Penggerak utama partai hanyalah ketokohan calon presidennya. Tak heran
Partai Demokrat membuat ”konvensi anomali” yang mengundang tokoh-tokoh
nonkader. Partai Demokrat seperti hendak mencari SBY Jilid Dua yang bisa
mendongkrak elektabilitas partai. Setelah sempoyongan dihajar korupsi tak berkesudahan,
Demokrat berharap terjadinya ”kelahiran kedua” pascakonvensi. Metode ini
menunjukkan betapa partai defisit kader akibat terlalu berporos pada
tokoh. Partai-partai yang dilahirkan oleh dan untuk tokoh harus
berhati-hati karena juga akan mengalami hal yang sama. Saat partai
kehilangan tokoh, maka dia akan sibuk memunguti pemimpin di jalanan.
Saat
ini partai yang berjubel kader hanya Partai Demokrasi Indonesia Perjuangan (PDI-P). Jokowi bisa
dibilang hanya salah satu kader terbaik PDI-P. Kita sebut saja nama-nama
seperti Rustriningsih, Ganjar Pranowo, Budiman Sudjatmiko, Aria Bima,
dan Eva Sundari. Mereka adalah sederet kader yang masa depan politiknya
masih panjang dan cerah. Memang perjuangan mereka di dalam partai tidak
mudah. Namun, hanya pertarungan politik internallah yang dapat
melancipkan kemampuan politik seseorang. Pisau tidak diasah dengan
kertas. Pisau hanya bisa diasah dengan batu.
Tanpa Jokowi
Megawati
memang masih menjadi tokoh sentral di PDI-P. Namun, berbeda dengan
Demokrat, PDI-P tidak perlu mencari-cari calon presiden dari luar. Stok
capres PDI-P cukup banyak. Kepala-kepala daerah PDI-P yang kapabel
(selain Jokowi) tidak sedikit. Ini menunjukkan betapa di PDI-P,
partailah yang melahirkan orang, bukan sebaliknya. Partai dibangun bukan
untuk merebut jabatan presiden belaka, melainkan memastikan
pemerintahan dijalankan sesuai dengan patokan ideologisnya.
Demokrasi
membutuhkan partai-partai yang berjubel kader. Jika tidak, demokrasi
hanya diisi pemimpin-pemimpin politik karbitan. Partai, bagi saya,
adalah sekolah politik sesungguhnya. Memang, pedagang dan akademisi juga
sekolah. Namun, sekolah pedagang dan akademisi tidak menajamkan
kemampuan politik seseorang. Di dalam dunia bisnis dan universitas juga
terdapat kompetisi yang sengit. Namun, kompetisi bukan pertarungan
politik. Pertarungan politik adalah tegangan antara dua kekuatan
ideologis yang tidak mengenal win-win solution.

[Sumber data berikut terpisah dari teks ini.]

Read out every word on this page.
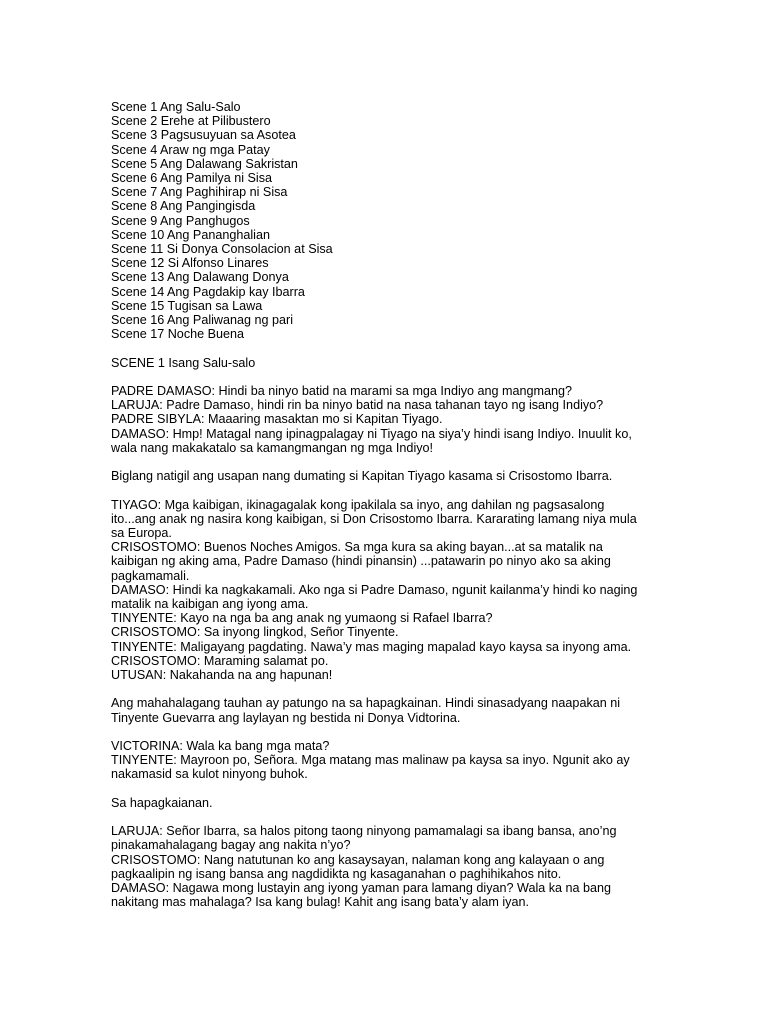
Scene 1 Ang Salu-Salo
Scene 2 Erehe at Pilibustero
Scene 3 Pagsusuyuan sa Asotea
Scene 4 Araw ng mga Patay
Scene 5 Ang Dalawang Sakristan
Scene 6 Ang Pamilya ni Sisa
Scene 7 Ang Paghihirap ni Sisa
Scene 8 Ang Pangingisda
Scene 9 Ang Panghugos
Scene 10 Ang Pananghalian
Scene 11 Si Donya Consolacion at Sisa
Scene 12 Si Alfonso Linares
Scene 13 Ang Dalawang Donya
Scene 14 Ang Pagdakip kay Ibarra
Scene 15 Tugisan sa Lawa
Scene 16 Ang Paliwanag ng pari
Scene 17 Noche Buena
SCENE 1 Isang Salu-salo
PADRE DAMASO: Hindi ba ninyo batid na marami sa mga Indiyo ang mangmang?
LARUJA: Padre Damaso, hindi rin ba ninyo batid na nasa tahanan tayo ng isang Indiyo?
PADRE SIBYLA: Maaaring masaktan mo si Kapitan Tiyago.
DAMASO: Hmp! Matagal nang ipinagpalagay ni Tiyago na siya’y hindi isang Indiyo. Inuulit ko,
wala nang makakatalo sa kamangmangan ng mga Indiyo!
Biglang natigil ang usapan nang dumating si Kapitan Tiyago kasama si Crisostomo Ibarra.
TIYAGO: Mga kaibigan, ikinagagalak kong ipakilala sa inyo, ang dahilan ng pagsasalong
ito...ang anak ng nasira kong kaibigan, si Don Crisostomo Ibarra. Kararating lamang niya mula
sa Europa.
CRISOSTOMO: Buenos Noches Amigos. Sa mga kura sa aking bayan...at sa matalik na
kaibigan ng aking ama, Padre Damaso (hindi pinansin) ...patawarin po ninyo ako sa aking
pagkamamali.
DAMASO: Hindi ka nagkakamali. Ako nga si Padre Damaso, ngunit kailanma’y hindi ko naging
matalik na kaibigan ang iyong ama.
TINYENTE: Kayo na nga ba ang anak ng yumaong si Rafael Ibarra?
CRISOSTOMO: Sa inyong lingkod, Señor Tinyente.
TINYENTE: Maligayang pagdating. Nawa’y mas maging mapalad kayo kaysa sa inyong ama.
CRISOSTOMO: Maraming salamat po.
UTUSAN: Nakahanda na ang hapunan!
Ang mahahalagang tauhan ay patungo na sa hapagkainan. Hindi sinasadyang naapakan ni
Tinyente Guevarra ang laylayan ng bestida ni Donya Vidtorina.
VICTORINA: Wala ka bang mga mata?
TINYENTE: Mayroon po, Señora. Mga matang mas malinaw pa kaysa sa inyo. Ngunit ako ay
nakamasid sa kulot ninyong buhok.
Sa hapagkaianan.
LARUJA: Señor Ibarra, sa halos pitong taong ninyong pamamalagi sa ibang bansa, ano’ng
pinakamahalagang bagay ang nakita n’yo?
CRISOSTOMO: Nang natutunan ko ang kasaysayan, nalaman kong ang kalayaan o ang
pagkaalipin ng isang bansa ang nagdidikta ng kasaganahan o paghihikahos nito.
DAMASO: Nagawa mong lustayin ang iyong yaman para lamang diyan? Wala ka na bang
nakitang mas mahalaga? Isa kang bulag! Kahit ang isang bata’y alam iyan.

Partai pun tak lain
adalah koloseum tempat berlatih para petarung politik.
Partai
juga merupakan sekolah tempat orang ditempa kapasitas pengelolaan
teritorialnya. Jokowi adalah contoh yang menarik. Dia tidak muncul
tiba-tiba di jajaran elite nasional. Dia ditempa dulu sebagai eksekutif
di Solo. Setelah itu baru dia naik ke provinsi sebesar Jakarta. Partai
perlu secara sengaja menciptakan rekam jejak bagi kadernya. Semuanya
harus direncanakan secara matang. Tidak bisa seorang akademisi mendadak
jadi calon presiden. Tanpa kemampuan politik dan rekam jejak teritorial
yang memadai, jangan harap seseorang dapat menjadi presiden yang
mumpuni.
Meroketnya Jokowi tidak tiba-tiba. Semuanya berproses.

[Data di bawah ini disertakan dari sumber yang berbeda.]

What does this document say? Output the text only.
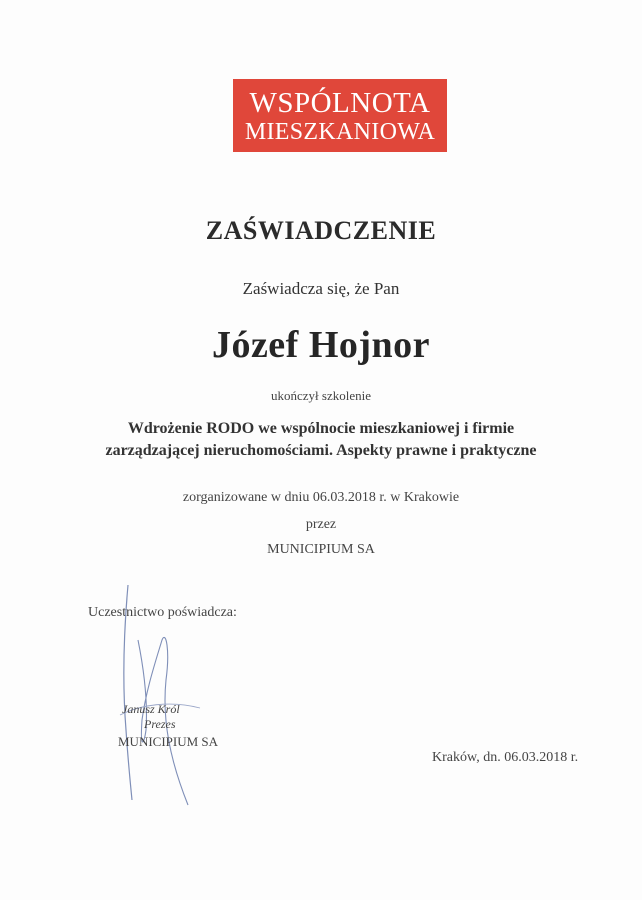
WSPÓLNOTA
MIESZKANIOWA
ZAŚWIADCZENIE
Zaświadcza się, że Pan
Józef Hojnor
ukończył szkolenie
Wdrożenie RODO we wspólnocie mieszkaniowej i firmie
zarządzającej nieruchomościami. Aspekty prawne i praktyczne
zorganizowane w dniu 06.03.2018 r. w Krakowie
przez
MUNICIPIUM SA
Uczestnictwo poświadcza:
Janusz Król
Prezes
MUNICIPIUM SA
Kraków, dn. 06.03.2018 r.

Kejenuhan pada model kepemimpinan yang elitis memang berpengaruh. Namun,
Jokowi tetap merupakan sebuah produk sebuah organisasi politik yang
matang. Jokowi bergantung pada PDI-P, tetapi hidup-mati PDI-P tidak
bergantung pada Jokowi. Partai tidak diukur dari elektabilitas calon
presidennya. Partai diukur dari jumlah kader terbaik yang dihasilkannya.
Konvensi Partai Demokrat di Amerika Serikat beberapa waktu yang lalu,
misalnya, adalah pertarungan antara dua kader terbaik partai: Hillary
Clinton dan Barack Obama.
Jadi, sekali lagi, politik jangan
terjebak pada pilihan-pilihan yang sederhana. Jokowi jelas terlalu kuat
bagi pesaing-pesaingnya. Politik baru menarik jika pertarungan terjadi
di antara kader-kader terbaik dengan selisih elektabilitas yang tipis.

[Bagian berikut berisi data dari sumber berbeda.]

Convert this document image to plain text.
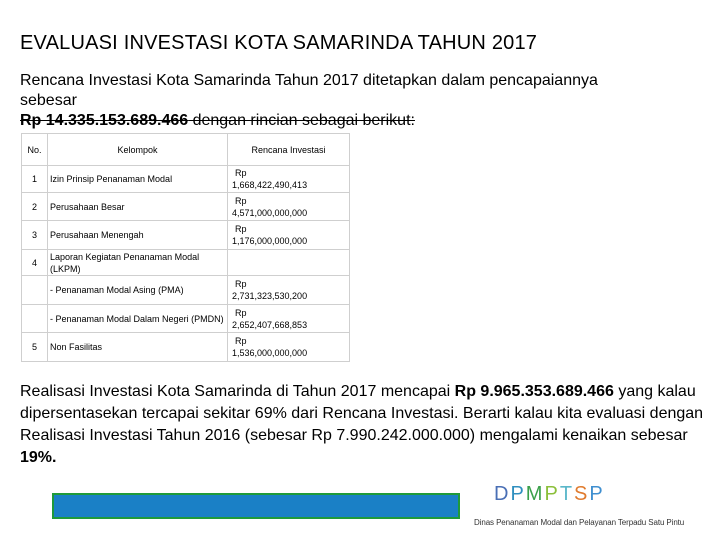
EVALUASI INVESTASI KOTA SAMARINDA TAHUN 2017
Rencana Investasi Kota Samarinda Tahun 2017 ditetapkan dalam pencapaiannya
sebesar
Rp 14.335.153.689.466 dengan rincian sebagai berikut:
No.	Kelompok	Rencana Investasi
1	Izin Prinsip Penanaman Modal	Rp
1,668,422,490,413
2	Perusahaan Besar	Rp
4,571,000,000,000
3	Perusahaan Menengah	Rp
1,176,000,000,000
4	Laporan Kegiatan Penanaman Modal (LKPM)	

	- Penanaman Modal Asing (PMA)	Rp
2,731,323,530,200
	- Penanaman Modal Dalam Negeri (PMDN)	Rp
2,652,407,668,853
5	Non Fasilitas	Rp
1,536,000,000,000
Realisasi Investasi Kota Samarinda di Tahun 2017 mencapai Rp 9.965.353.689.466 yang kalau dipersentasekan tercapai sekitar 69% dari Rencana Investasi. Berarti kalau kita evaluasi dengan Realisasi Investasi Tahun 2016 (sebesar Rp 7.990.242.000.000) mengalami kenaikan sebesar 19%.
D P M P T S P
Dinas Penanaman Modal dan Pelayanan Terpadu Satu Pintu
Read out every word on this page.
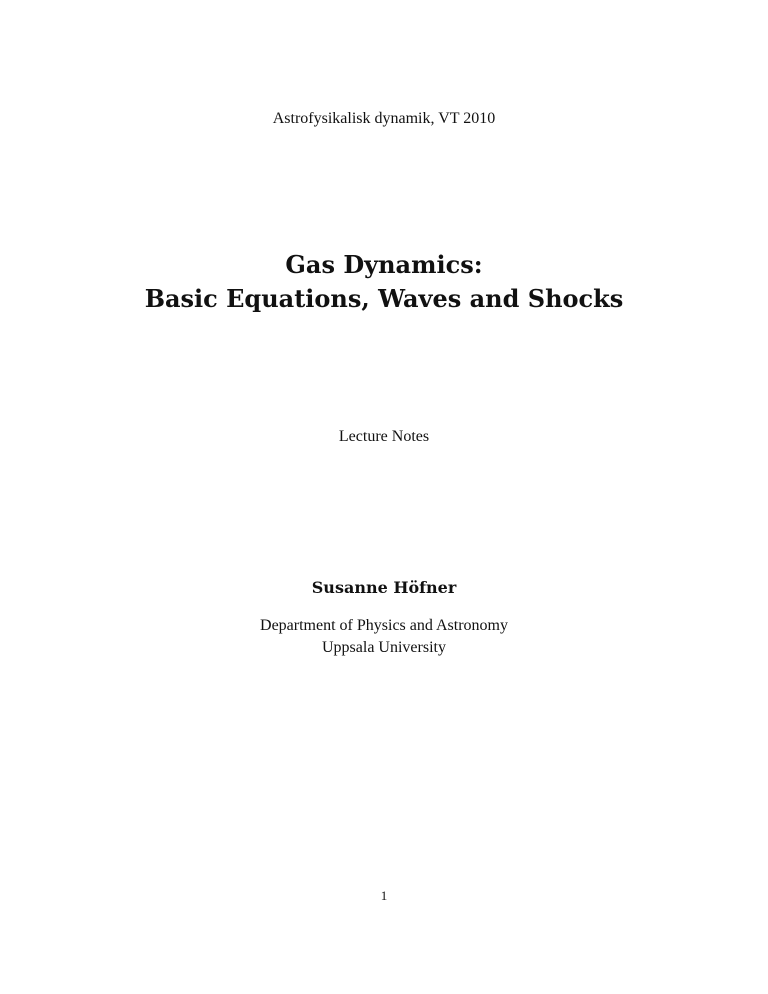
Astrofysikalisk dynamik, VT 2010
Gas Dynamics:
Basic Equations, Waves and Shocks
Lecture Notes
Susanne Höfner
Department of Physics and Astronomy
Uppsala University
1
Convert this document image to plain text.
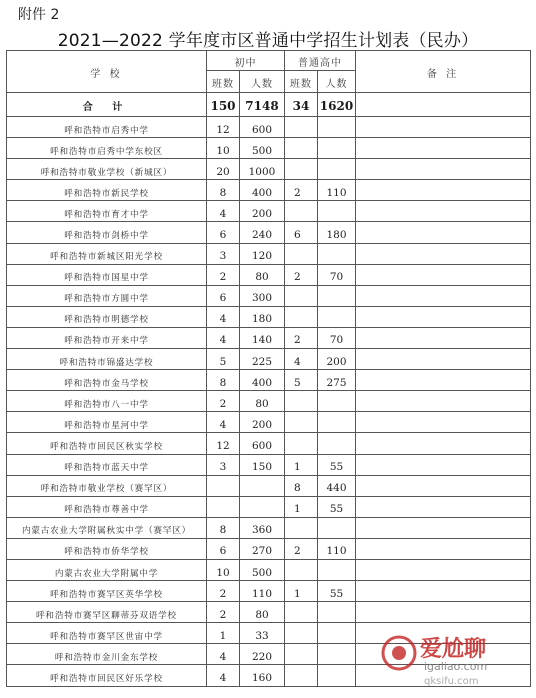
附件 2
2021—2022 学年度市区普通中学招生计划表（民办）
学 校	初中		普通高中		备 注
	班数	人数	班数	人数	
合 计	150	7148	34	1620	
呼和浩特市启秀中学	12	600			
呼和浩特市启秀中学东校区	10	500			
呼和浩特市敬业学校（新城区）	20	1000			
呼和浩特市新民学校	8	400	2	110	
呼和浩特市育才中学	4	200			
呼和浩特市剑桥中学	6	240	6	180	
呼和浩特市新城区阳光学校	3	120			
呼和浩特市国星中学	2	80	2	70	
呼和浩特市方圆中学	6	300			
呼和浩特市明德学校	4	180			
呼和浩特市开来中学	4	140	2	70	
呼和浩特市锦盛达学校	5	225	4	200	
呼和浩特市金马学校	8	400	5	275	
呼和浩特市八一中学	2	80			
呼和浩特市星河中学	4	200			
呼和浩特市回民区秋实学校	12	600			
呼和浩特市蓝天中学	3	150	1	55	
呼和浩特市敬业学校（赛罕区）			8	440	
呼和浩特市尊善中学			1	55	
内蒙古农业大学附属秋实中学（赛罕区）	8	360			
呼和浩特市侨华学校	6	270	2	110	
内蒙古农业大学附属中学	10	500			
呼和浩特市赛罕区英华学校	2	110	1	55	
呼和浩特市赛罕区聊蒂芬双语学校	2	80			
呼和浩特市赛罕区世宙中学	1	33			
呼和浩特市金川金东学校	4	220			
呼和浩特市回民区好乐学校	4	160			
爱尬聊
igaliao.com
qksifu.com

Saya bermimpi setiap partai kelak membuat konvensi untuk mendapatkan
kader terbaik dari kader-kader terbaiknya. Kader terbaik itulah yang
akan bertarung melawan kader terbaik partai lain. Kita semua merindukan satu
saat nanti diskusi politik di republik ini tidak melulu bicara soal
tokoh sebab saat itu kita sudah melupakan Jokowi.